YAZARLARIMIZ
Ertuğrul Tuncer
Yeminli Mali Müşavir
Köker YMM Bağımsız Denetim A.Ş.
etuncer@kokerymm.com



Yerel ve Küresel Asgari Kurumlar Vergisi Konusunda İstenilen Sonuç Gerçekleşecek Mi? (Olan, Masum İstisnalara Oluyor)

Yurt İçi Asgari Kurumlar Vergisi ile Küresel Asgari Kurumlar Vergisini ele alırken önce iki kategori asgari verginin getiriliş maksatlarına bakmamız gerekiyor.

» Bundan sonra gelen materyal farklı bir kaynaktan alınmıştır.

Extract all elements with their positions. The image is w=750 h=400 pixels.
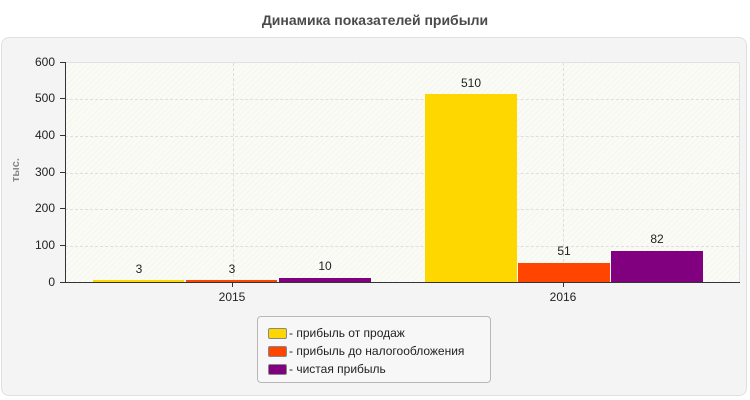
chart-title: Динамика показателей прибыли	[261, 12, 489, 28]
y-tick-label: 400	[34, 128, 55, 142]
y-axis	[65, 62, 66, 282]
legend-item-net-profit[interactable]: - чистая прибыль	[258, 360, 490, 378]
y-tick-label: 600	[34, 55, 55, 69]
legend: - прибыль от продаж - прибыль до налогоо…	[257, 316, 491, 383]
bar-2015-sales-profit[interactable]	[93, 280, 184, 282]
y-tick	[60, 62, 65, 63]
bar-value-label: 10	[318, 259, 332, 273]
legend-label: - прибыль от продаж	[289, 326, 405, 340]
legend-label: - чистая прибыль	[289, 362, 386, 376]
legend-item-sales-profit[interactable]: - прибыль от продаж	[258, 324, 490, 342]
bar-value-label: 510	[460, 76, 482, 90]
x-tick	[232, 282, 233, 287]
y-tick-label: 200	[34, 201, 55, 215]
legend-swatch	[268, 345, 287, 357]
gridline-500	[65, 99, 739, 100]
gridline-300	[65, 173, 739, 174]
y-tick	[60, 135, 65, 136]
plot-area	[65, 62, 740, 282]
gridline-100	[65, 246, 739, 247]
y-tick-label: 0	[48, 275, 55, 289]
bar-2016-pretax-profit[interactable]	[518, 263, 610, 282]
x-tick-label-2015: 2015	[218, 290, 246, 304]
vgrid-2015	[233, 63, 234, 282]
y-tick	[60, 98, 65, 99]
legend-swatch	[268, 363, 287, 375]
y-tick	[60, 208, 65, 209]
gridline-400	[65, 136, 739, 137]
y-tick	[60, 172, 65, 173]
y-tick	[60, 245, 65, 246]
x-tick	[563, 282, 564, 287]
x-axis	[65, 282, 740, 283]
bar-value-label: 82	[650, 232, 664, 246]
bar-2015-net-profit[interactable]	[279, 278, 371, 282]
bar-value-label: 51	[557, 244, 571, 258]
legend-label: - прибыль до налогообложения	[289, 344, 465, 358]
vgrid-2016	[563, 63, 564, 282]
x-tick-label-2016: 2016	[549, 290, 577, 304]
y-tick-label: 300	[34, 165, 55, 179]
legend-item-pretax-profit[interactable]: - прибыль до налогообложения	[258, 342, 490, 360]
bar-value-label: 3	[135, 262, 143, 276]
legend-swatch	[268, 327, 287, 339]
bar-value-label: 3	[228, 262, 236, 276]
y-tick	[60, 282, 65, 283]
y-tick-label: 500	[34, 91, 55, 105]
bar-2016-net-profit[interactable]	[611, 251, 703, 282]
y-tick-label: 100	[34, 238, 55, 252]
bar-2015-pretax-profit[interactable]	[186, 280, 277, 282]
gridline-200	[65, 209, 739, 210]
bar-2016-sales-profit[interactable]	[425, 94, 517, 282]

  • “Tam Ulusal Nitelikli” kurumlar için getirilen Yerel/Ulusal Asgari Kurumlar Vergisi, tamamen fiskal amaçlarla ve “biraz daha fazla vergi hasılatı” sağlamak amacıyla ihdas edilmiştir.
  • Telafi edici vergi ise Çok Uluslu Şirketlerin, sömürgeci aktivitelerini törpülemek ve “Faaliyette bulundukları” ülkede” elde ettiği kazançlardan o ülkeye bir asgari vergi matrahı yaratmak için getirilmiştir.

Şimdi, yerel asgari kurumlar vergisi konusunu sonraya bırakıp küresel telafi edici verginin ortaya çıkış nedenine bir bakalım.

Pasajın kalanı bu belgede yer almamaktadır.